Posted by Politico
Inside the new battle against Google
By Danny Vinik
One of the biggest, most embarrassing divorces in the normally quiet world of Washington think tanks blew into the open earlier this month, when writer Barry Lynn and nine others defected from New America. Lynn said they were pushed out of the influential Democratic think tank after he wrote a post this summer criticizing Google, one of its key funders. Anne-Marie Slaughter, who heads the foundation, called the story reporting the news “false”—then wrote a long Medium post walking her charge back.
Whatever the final trigger for the split, its roots lay far deeper than this summer’s scuffle. The Google controversy marked the most public emergence of an intellectually combative group jostling for a role as the new economic brain of the Democratic Party.
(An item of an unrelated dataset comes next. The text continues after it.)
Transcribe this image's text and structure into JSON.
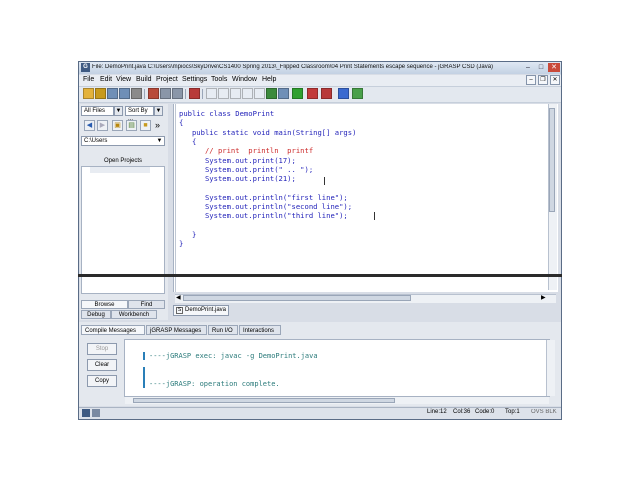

Lynn’s group, called Open Markets, has spent six years arguing that the Democrats have become too comfortable with corporate money and power, and need to rally around a new principle: breaking up monopolies. As the party remains locked in a struggle to reboot itself, unable to craft a unifying vision in the Trump era, Lynn and his group are trying to push it into a new fight against global corporate titans, targeting big companies like Google by name, and arguing that it’s time to use federal antitrust law to chip away at their influence. They see the fight as both a boon to democracy and a political framework that could excite voters in a new, more energized populist moment.